Doch die bereits bekannten Details lassen einen gegenteiligen Schluss zu: So sollen einzelne Verfahren auch von Gerichten auf dem chinesischen Festland durchgeführt werden. Und das Recht, das Gesetz zu interpretieren, liegt allein bei Chinas Volkskongress in Peking. Laut dem Chefredakteur der Parteizeitung Global Times, Hu Xijin, sei lebenslange Haft die mögliche Höchststrafe.
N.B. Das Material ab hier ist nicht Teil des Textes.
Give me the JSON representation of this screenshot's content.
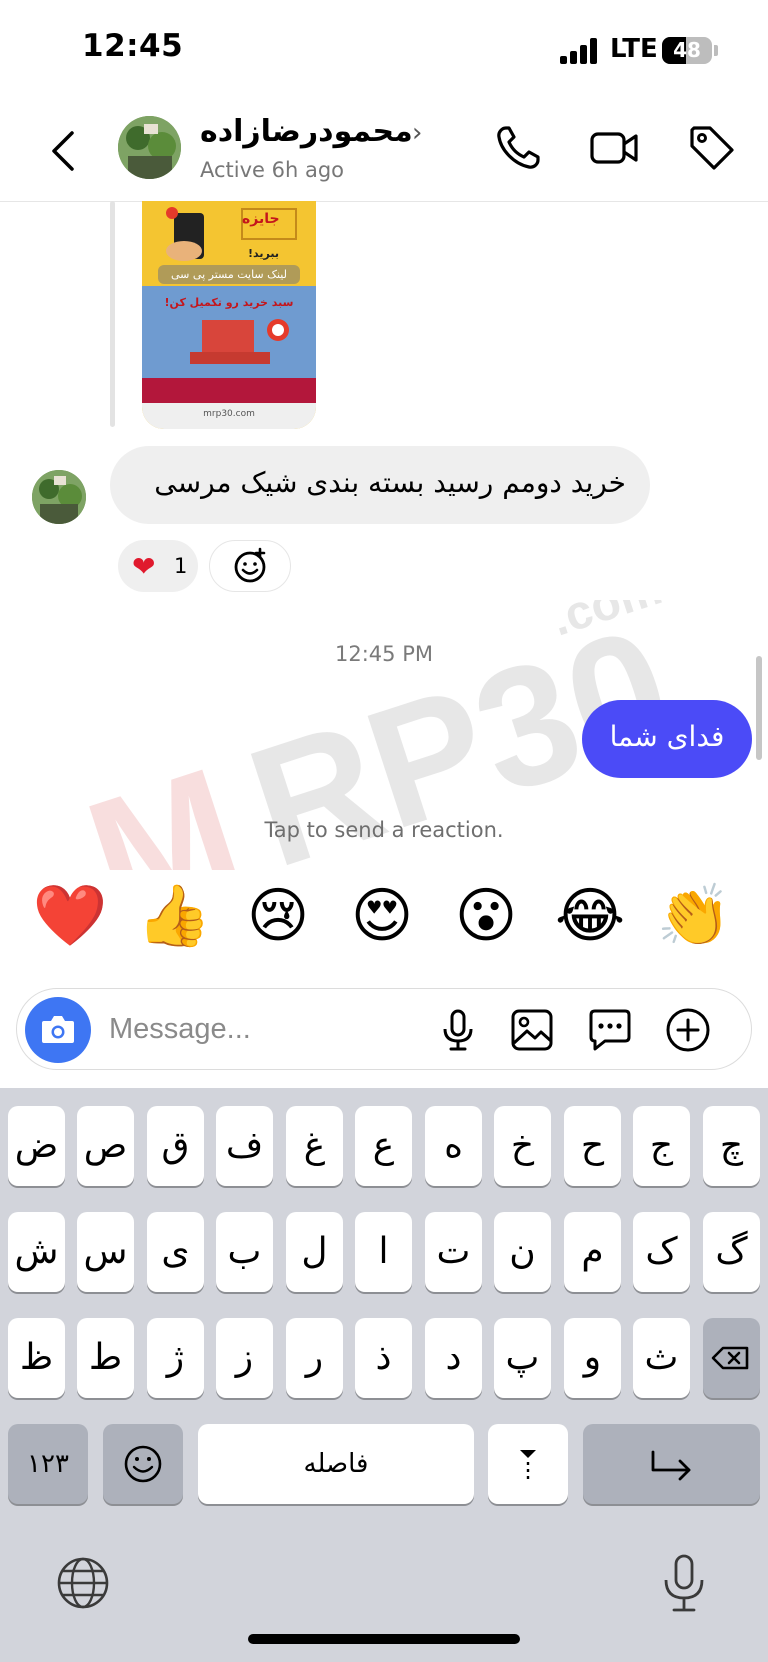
{
  "status_bar": {
    "time": "12:45",
    "network": "LTE",
    "battery": "48",
    "battery_level": 0.48
  },
  "header": {
    "contact_name": "محمودرضازاده",
    "status": "Active 6h ago",
    "icons": [
      "back-icon",
      "phone-icon",
      "video-icon",
      "tag-icon"
    ]
  },
  "shared_image": {
    "prize_title": "جایزه",
    "prize_sub": "ببرید!",
    "link_label": "لینک سایت مستر پی سی",
    "cart_text": "سبد خرید رو تکمیل کن!",
    "url": "mrp30.com"
  },
  "messages": {
    "incoming": "خرید دومم رسید بسته بندی شیک مرسی",
    "reaction_emoji": "❤",
    "reaction_count": "1",
    "timestamp": "12:45 PM",
    "outgoing": "فدای شما"
  },
  "reaction_hint": "Tap to send a reaction.",
  "quick_reactions": [
    "❤️",
    "👍",
    "😢",
    "😍",
    "😮",
    "😂",
    "👏"
  ],
  "composer": {
    "placeholder": "Message..."
  },
  "keyboard": {
    "row1": [
      "ض",
      "ص",
      "ق",
      "ف",
      "غ",
      "ع",
      "ه",
      "خ",
      "ح",
      "ج",
      "چ"
    ],
    "row2": [
      "ش",
      "س",
      "ی",
      "ب",
      "ل",
      "ا",
      "ت",
      "ن",
      "م",
      "ک",
      "گ"
    ],
    "row3": [
      "ظ",
      "ط",
      "ژ",
      "ز",
      "ر",
      "ذ",
      "د",
      "پ",
      "و",
      "ث"
    ],
    "numbers_key": "۱۲۳",
    "space_key": "فاصله"
  },
  "colors": {
    "accent": "#4b4bf7",
    "camera": "#3e76f3",
    "heart": "#e0192d",
    "watermark": "#e8a0a0"
  }
}
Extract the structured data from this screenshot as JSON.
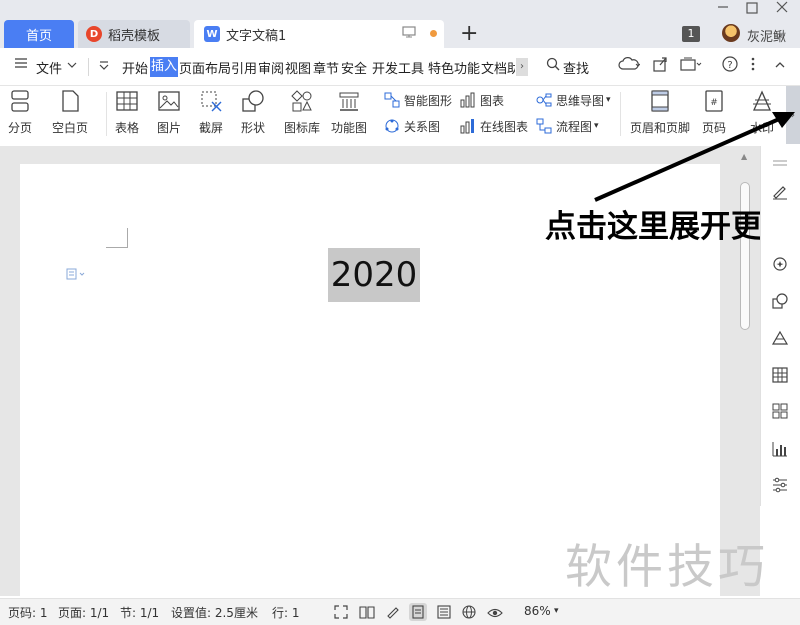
{
  "tabs": {
    "home": "首页",
    "docer": "稻壳模板",
    "document": "文字文稿1"
  },
  "topbar": {
    "badge_count": "1",
    "username": "灰泥鳅"
  },
  "menu": {
    "file": "文件",
    "items": [
      "开始",
      "插入",
      "页面布局",
      "引用",
      "审阅",
      "视图",
      "章节",
      "安全",
      "开发工具",
      "特色功能",
      "文档助"
    ],
    "active": "插入",
    "search": "查找"
  },
  "ribbon": {
    "page_break": "分页",
    "blank_page": "空白页",
    "table": "表格",
    "picture": "图片",
    "screenshot": "截屏",
    "shape": "形状",
    "icon_lib": "图标库",
    "func_chart": "功能图",
    "smart_shape": "智能图形",
    "relation_chart": "关系图",
    "chart": "图表",
    "online_chart": "在线图表",
    "mind_map": "思维导图",
    "flowchart": "流程图",
    "header_footer": "页眉和页脚",
    "page_number": "页码",
    "watermark": "水印"
  },
  "document": {
    "text": "2020"
  },
  "annotation": {
    "text": "点击这里展开更多"
  },
  "watermark_text": "软件技巧",
  "status": {
    "page_num": "页码: 1",
    "pages": "页面: 1/1",
    "section": "节: 1/1",
    "setting": "设置值: 2.5厘米",
    "line": "行: 1",
    "zoom": "86%"
  },
  "colors": {
    "accent": "#4a7ef3",
    "tabbar_bg": "#e7e9ee",
    "doc_bg": "#e6e6e6"
  }
}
Das neue Gesetz ist Pekings bislang größter Angriff auf die Autonomie Hongkongs

Die EU-Kommission übte deutliche Kritik. „Diese neue Gesetzgebung steht weder mit dem Grundgesetz Hongkongs noch mit Chinas internationalen Verpflichtungen im Einklang“, so Kommissionspräsidentin Ursula von der Leyen in Brüssel. China müsse mit „sehr negativen Konsequenzen“ rechnen. Doch dass europäische Staaten oder gar die EU als ganzes Wirtschaftssanktionen gegen Peking verhängen, ist unwahrscheinlich. Aus diplomatischer Kreisen in Peking heißt es, Konfrontationen in Fragen der laut Chinas Staatsführung „inneren Angelegenheiten“ würden die Lage nur weiter verschärfen.

Aus Washington kommen bislang die stärksten Vergeltungsmaßnahmen. Die Trump-Regierung hat bereits angekündigt, Visa-Beschränkungen gegen Chinesen im Zusammenhang mit dem Nationalen Sicherheitsgesetz einzuführen. Dem US-Senat liegt zudem eine Gesetzentwurf vor, der Sanktionen gegen chinesische Regierungsbeamte, Geschäfte und Banken vorsieht. Bis Redaktionsschluss hielt Peking den Gesetzestext unter Verschluss: „Erstmals in Hongkongs Geschichte wurde ein Gesetz verabschiedet, doch weiß niemand in der Stadt dessen Bestimmungen, nicht einmal die höchstrangige Regierungsvertreterin. Allein das zeigt, dass Hongkong nicht länger autonom ist“, schreibt Alex Lam von der prodemokratischen Zeitung Apple Daily bei Twitter. Nur sehr wenige Regierungsvertreter Hongkongs sollen das Gesetz zuvor eingesehen haben.

Regierungschefin Carrie Lam gehört nicht dazu, dabei versicherte sie, dass Gesetz würde Hongkongs rechtliche Unabhängigkeit nicht antasten. Dienstagmorgen verweigerte Lam kategorisch, Fragen dazu zu beantworten. Der 1. Juli ist traditionell der wichtigste Demonstrationstag des demokratischen Lagers. Doch dieses Jahr sind die Proteste erstmals verboten. Der Aktivist Joshua Wong, dessen Partei Demosisto sich am Dienstag auflöste, twitterte, das neue Gesetz stelle „das Ende von Hongkong dar, wie die Welt es bisher gekannt hat“.